Numerose anche le violenze sessuali contro manifestanti prevalentemente giovanissimi, che denunciano il furto di futuro nel paese più diseguale dell’America Latina, che già è il continente con più disuguaglianze al mondo. “Nos están matando”, ci stanno uccidendo, denunciano quei giovani in un altro hashtag che sta arrivando ai media e a tutte le grandi istituzioni internazionali.

E le risposte cominciano a farsi sentire, così come emergono i silenzi complici di quanti, come il segretario generale dell’Osa, Luis Almagro, risulta sempre impegnato a tramare contro il Venezuela e Cuba e a impedire la vittoria dei governi non graditi a Washington nella regione. Sono però arrivate le “preoccupazioni” dell’Onu, della Ue e anche di Amnesty International, che ha sostenuto le denunce dei manifestanti.

In Italia, si è fatta sentire anche Laura Boldrini, parlamentare del PD e presidente del Comitato per i diritti umani nel mondo. In una interrogazione al ministro degli Esteri, Boldrini ha chiesto al governo colombiano “quali azioni intenda compiere per promuovere occasioni di dialogo per superare la crisi umanitaria di un paese nel quale – ha scritto - il 43% della popolazione è povero, e nell'ultimo anno 2,8 milioni di persone sono finite in condizione di estrema povertà”.
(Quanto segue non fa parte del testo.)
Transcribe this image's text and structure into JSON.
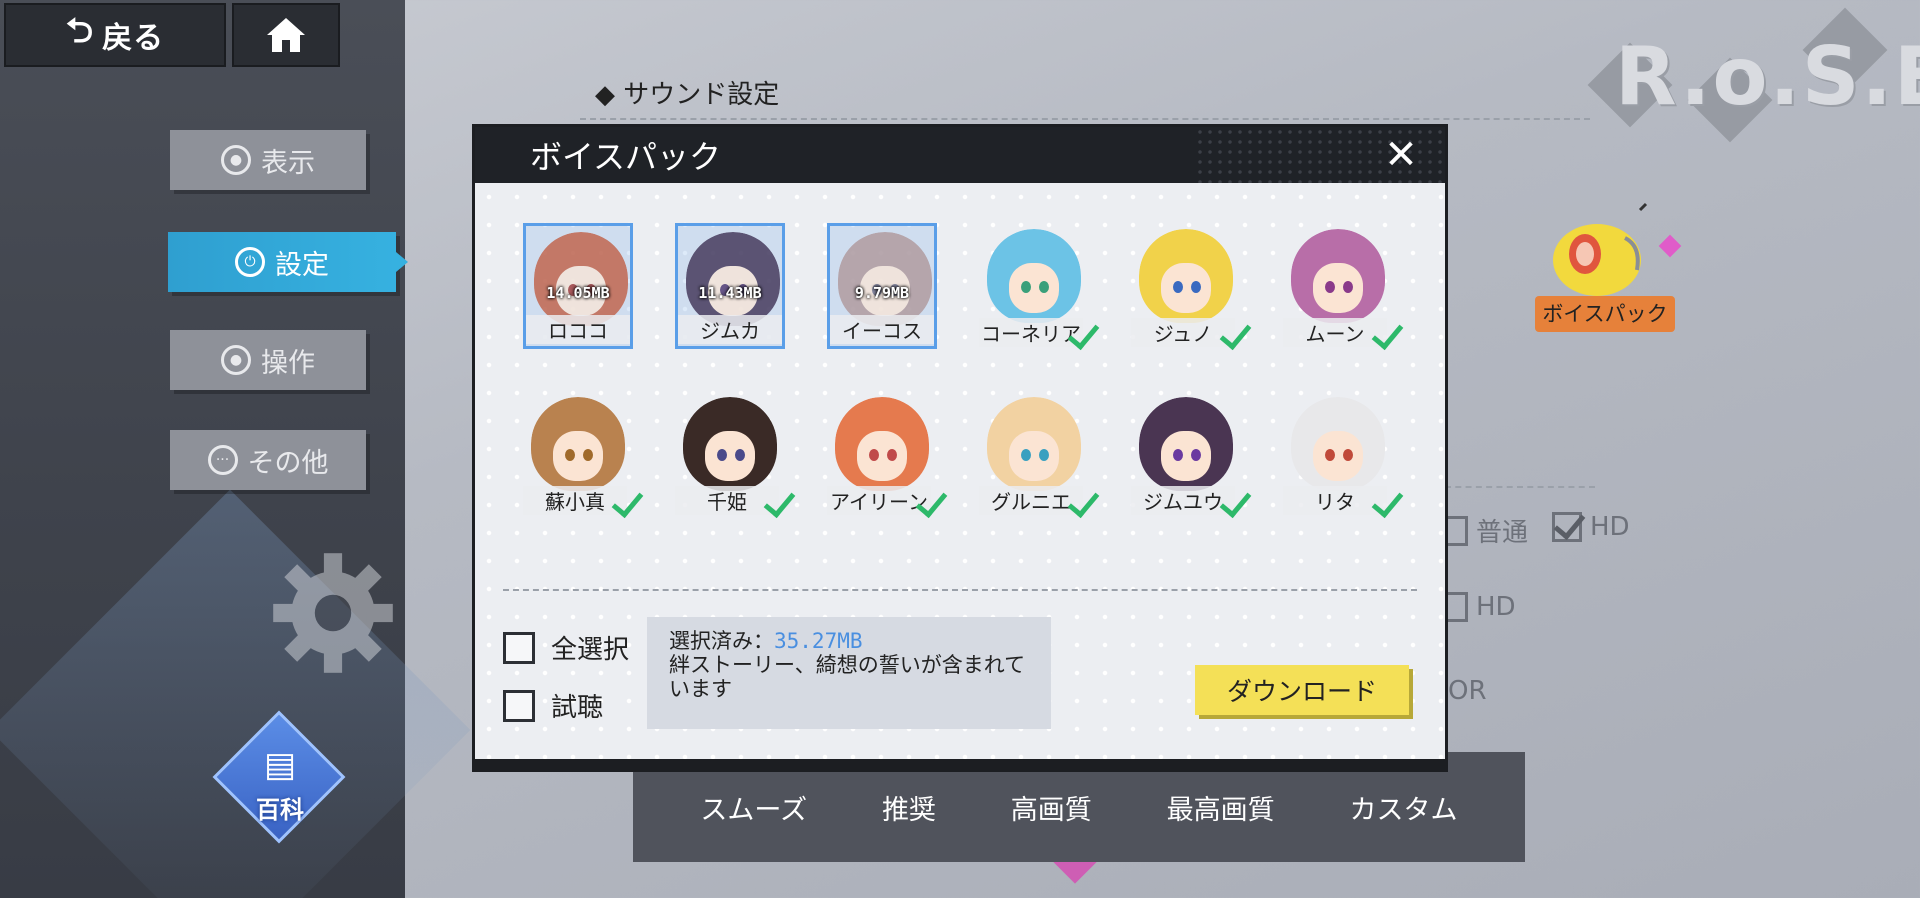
{
  "topbar": {
    "back_label": "戻る"
  },
  "sidebar": {
    "items": [
      {
        "label": "表示"
      },
      {
        "label": "設定"
      },
      {
        "label": "操作"
      },
      {
        "label": "その他"
      }
    ],
    "wiki_label": "百科"
  },
  "main": {
    "section_title": "サウンド設定",
    "logo_text": "R.o.S.E",
    "voice_pack_label": "ボイスパック",
    "bg_options": {
      "normal": "普通",
      "hd1": "HD",
      "hd2": "HD",
      "partial": "OR"
    },
    "quality_options": [
      "スムーズ",
      "推奨",
      "高画質",
      "最高画質",
      "カスタム"
    ]
  },
  "modal": {
    "title": "ボイスパック",
    "characters": [
      {
        "name": "ロココ",
        "size": "14.05MB",
        "selected": true,
        "downloaded": false
      },
      {
        "name": "ジムカ",
        "size": "11.43MB",
        "selected": true,
        "downloaded": false
      },
      {
        "name": "イーコス",
        "size": "9.79MB",
        "selected": true,
        "downloaded": false
      },
      {
        "name": "コーネリア",
        "size": "",
        "selected": false,
        "downloaded": true
      },
      {
        "name": "ジュノ",
        "size": "",
        "selected": false,
        "downloaded": true
      },
      {
        "name": "ムーン",
        "size": "",
        "selected": false,
        "downloaded": true
      },
      {
        "name": "蘇小真",
        "size": "",
        "selected": false,
        "downloaded": true
      },
      {
        "name": "千姫",
        "size": "",
        "selected": false,
        "downloaded": true
      },
      {
        "name": "アイリーン",
        "size": "",
        "selected": false,
        "downloaded": true
      },
      {
        "name": "グルニエ",
        "size": "",
        "selected": false,
        "downloaded": true
      },
      {
        "name": "ジムユウ",
        "size": "",
        "selected": false,
        "downloaded": true
      },
      {
        "name": "リタ",
        "size": "",
        "selected": false,
        "downloaded": true
      }
    ],
    "select_all_label": "全選択",
    "preview_label": "試聴",
    "selected_prefix": "選択済み：",
    "selected_size": "35.27MB",
    "note": "絆ストーリー、綺想の誓いが含まれています",
    "download_label": "ダウンロード"
  },
  "colors": {
    "accent_blue": "#36b1e0",
    "check_green": "#2db96a",
    "download_yellow": "#f4e057",
    "highlight_pink": "#d154b4"
  }
}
Nei video che circolano, le violenze della polizia e anche dei gruppi paramilitari mascherati da civili, risultano testimonianze inoppugnabili. In un paese dove gli spazi di agibilità per l’opposizione vengono richiusi nel sangue fin dai tempi dell’assassinio del leader liberale Eliecer Gaitan, avvenuto nell’aprile del 1948, l’attacco viene d’altronde rivolto anche contro quegli organismi che, come la Giurisdizione speciale per la pace, stanno continuamente aggiornando i dati della gigantesca guerra contro il popolo portata avanti con ogni mezzo dall’oligarchia colombiana all’ombra di Washington.

Di recente, il numero dei cosiddetti falsi positivi, ossia di persone uccise e fatti passare per guerriglieri per giustificare le multimilionarie politiche per la sicurezza è stato aggiornato a 6.400. La Giurisdizione speciale fa parte del Sistema integrale di verità, giustizia, riparazione e non ripetizione, creato nell’ambito dell’Accordo di Pace tra il governo, allora presieduto da Manuel Santos, e la guerriglia delle Farc-esercito del popolo, firmato nel 2016.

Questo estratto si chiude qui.